As Cubans are released, however, the Atlanta Penitentiary remains full, as other Marielitos are sent in from detention centers and jails around the country. Rosemary Kittrell, director of a volunteer project of the Atlanta Bar Association, estimates that between 4,000 and 5,000 Cubans are detained or still serving sentences and bound for detention. Soon, some will be moved to a new INS detention center in Oakdale, Louisiana.

The INS case reviews are slow and somewhat cursory. The detainees' files are reviewed without interviewing the detainee, without aid of an attorney, and without gathering any information beyond the file. The INS is not obligated to explain its decisions.

Yet the service has already approved several hundred Cubans for release to halfway houses that are waiting for space to open up. Only 220 halfway-house beds are available.

The Atlanta Bar Association is working to improve the process for as many Cubans as possible and has become a sort of clearinghouse in their behalf. Some 400 volunteer attorneys have taken the cases of about 600 of the Cubans, petitioned the INS to review their cases, and dug up information and documentation that supports their clients' causes.

The volunteer project is not large enough to work for all the detainees, but it is enough, says Ms. Kittrell, ``to keep the pressure on Immigration'' to keep the review process moving. One of the project's goals, she explains, ``is to be sure the men are not forgotten as INS manpower is drawn elsewhere.''

As detainees are gradually released, a larger share of those who remain in the penitentiary are violent or dangerous. Those who had a role in a violent crime, or those involved in drug trafficking, are unlikely ever to be released.
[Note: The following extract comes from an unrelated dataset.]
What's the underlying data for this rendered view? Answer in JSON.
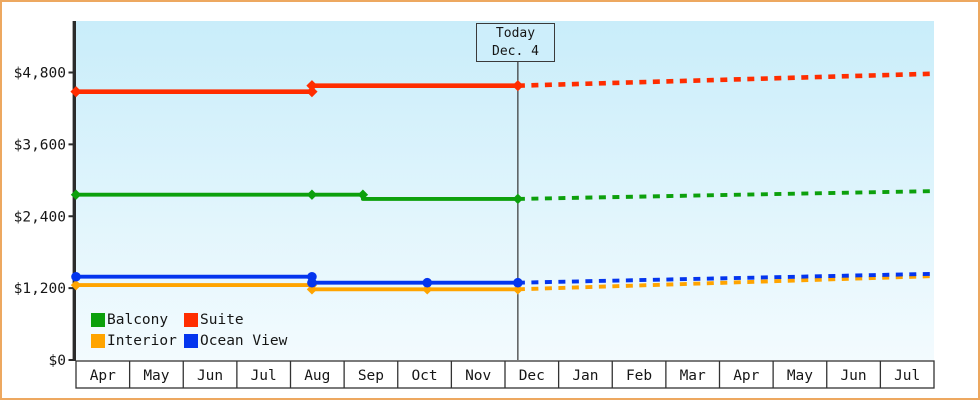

``We're finding the Cubans who don't belong there,'' says Kittrell. ``And I'm convinced that there are people there who don't belong there.''

Meanwhile, the Cubans wait - for reviews, for halfway house space, for negotiations to resume with Castro.

Some have said the way to a halfway house berth is through $10,000 bribes to prison officials. Lesteiro says such an offer was made to him, but the price was well beyond his family's reach. The INS is investigating such charges internally, while the Federal Bureau of Investigation has questioned people as well.